Unions representing Department of Veterans Affairs employees are suing the agency following its announcement that on-staff medical professionals can no longer engage in union activities during work hours.
The American Federation of Government Employees, along with the National Federation of Federal Employees and the National Association of Government Employees, filed the lawsuit in a U.S. District Court in Washington, D.C., shortly before the VA was set to put the change in place.
“Last week’s announcement that the VA was removing 430 workers from official time defies Congress by circumventing the Civil Service Reform Act of 1978 that established official time as necessary for workers and taxpayers alike,” said AFGE National President J. David Cox, Sr. “This action is the latest overreach in their quest to bust unions and ensure that workers have no ability to blow the whistle or fight harassment, discrimination, and retaliation in the workplace.”

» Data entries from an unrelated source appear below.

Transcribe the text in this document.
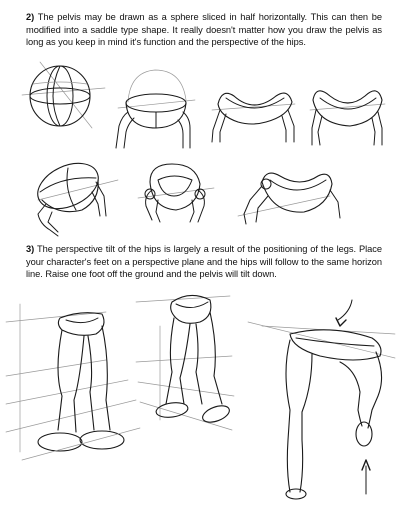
2) The pelvis may be drawn as a sphere sliced in half horizontally. This can then be modified into a saddle type shape. It really doesn't matter how you draw the pelvis as long as you keep in mind it's function and the perspective of the hips.

3) The perspective tilt of the hips is largely a result of the positioning of the legs. Place your character's feet on a perspective plane and the hips will follow to the same horizon line. Raise one foot off the ground and the pelvis will tilt down.
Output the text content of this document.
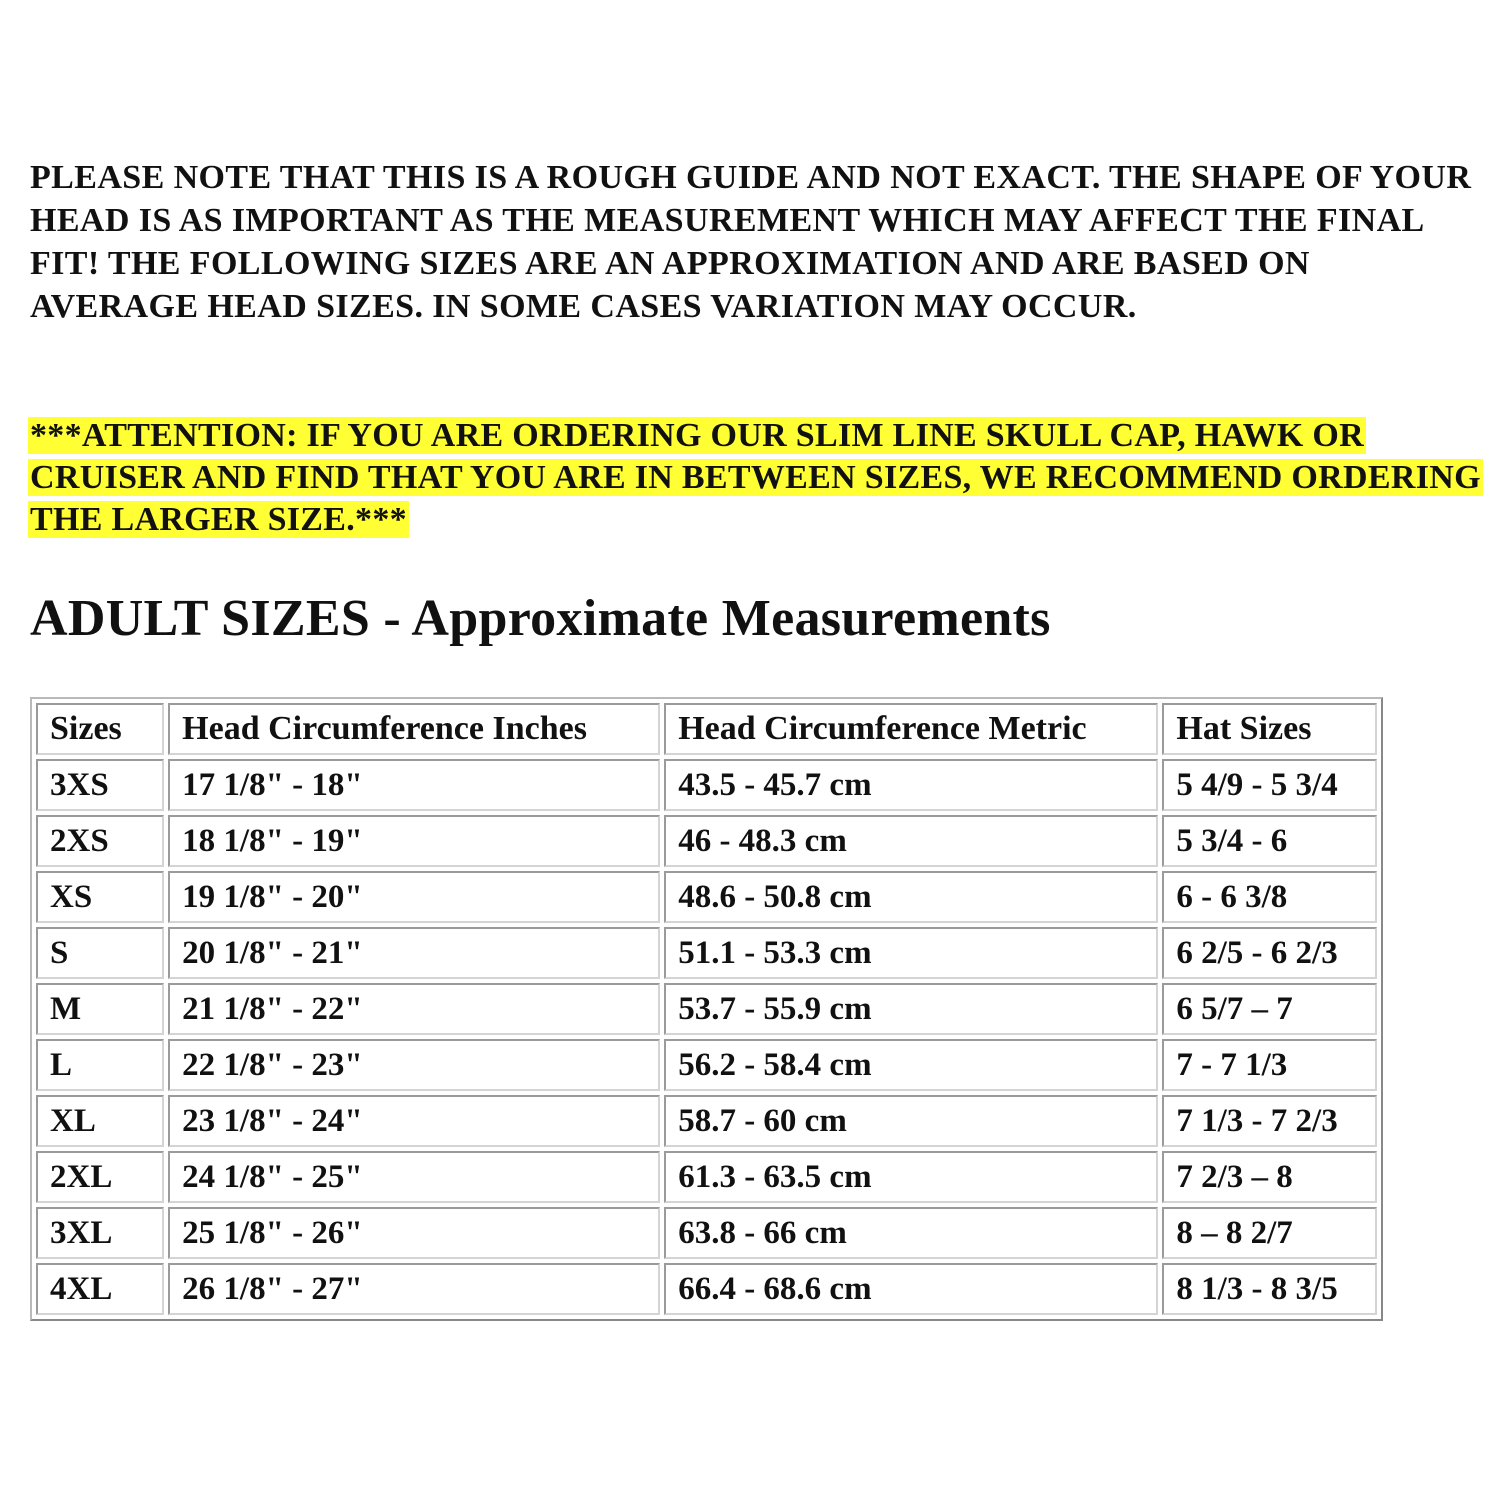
PLEASE NOTE THAT THIS IS A ROUGH GUIDE AND NOT EXACT. THE SHAPE OF YOUR HEAD IS AS IMPORTANT AS THE MEASUREMENT WHICH MAY AFFECT THE FINAL FIT! THE FOLLOWING SIZES ARE AN APPROXIMATION AND ARE BASED ON AVERAGE HEAD SIZES. IN SOME CASES VARIATION MAY OCCUR.

***ATTENTION: IF YOU ARE ORDERING OUR SLIM LINE SKULL CAP, HAWK OR CRUISER AND FIND THAT YOU ARE IN BETWEEN SIZES, WE RECOMMEND ORDERING THE LARGER SIZE.***

ADULT SIZES - Approximate Measurements
Sizes	Head Circumference Inches	Head Circumference Metric	Hat Sizes
3XS	17 1/8" - 18"	43.5 - 45.7 cm	5 4/9 - 5 3/4
2XS	18 1/8" - 19"	46 - 48.3 cm	5 3/4 - 6
XS	19 1/8" - 20"	48.6 - 50.8 cm	6 - 6 3/8
S	20 1/8" - 21"	51.1 - 53.3 cm	6 2/5 - 6 2/3
M	21 1/8" - 22"	53.7 - 55.9 cm	6 5/7 – 7
L	22 1/8" - 23"	56.2 - 58.4 cm	7 - 7 1/3
XL	23 1/8" - 24"	58.7 - 60 cm	7 1/3 - 7 2/3
2XL	24 1/8" - 25"	61.3 - 63.5 cm	7 2/3 – 8
3XL	25 1/8" - 26"	63.8 - 66 cm	8 – 8 2/7
4XL	26 1/8" - 27"	66.4 - 68.6 cm	8 1/3 - 8 3/5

In fiscal 2016, the VA reported that taxpayers spent more than $49 million in VA salaries for employees working hours spent on union activities, rather than their day jobs in the healthcare sector. The department said it is changing the policy to “improve VA’s ability to deliver healthcare to veteran patients.”
AFGE says the Civil Service Reform Act of 1978 already restricts how many hours employees can devote to union work, which is used less by less than 1 percent of VA employees.
“The administration would have you believe that there is some rampant misuse of official time, but they can’t cite when or how,” Cox said.
VA spokesman Curt Cashour told the Washington Examiner, “Per federal law, Title 38, employees may not utilize official time when it negatively impacts patient care.”
AFGE has been fighting the Trump administration in court for much of the year over congressionally mandated official nonwork time granted to federal workers.
“We don’t relish having to go to the courts every time the administration oversteps and tries to trample on our rights, but we’re not going to back down,” Cox said. “We will fight to ensure every employee has a voice in the workplace, and we will not stop fighting until those rights are protected.”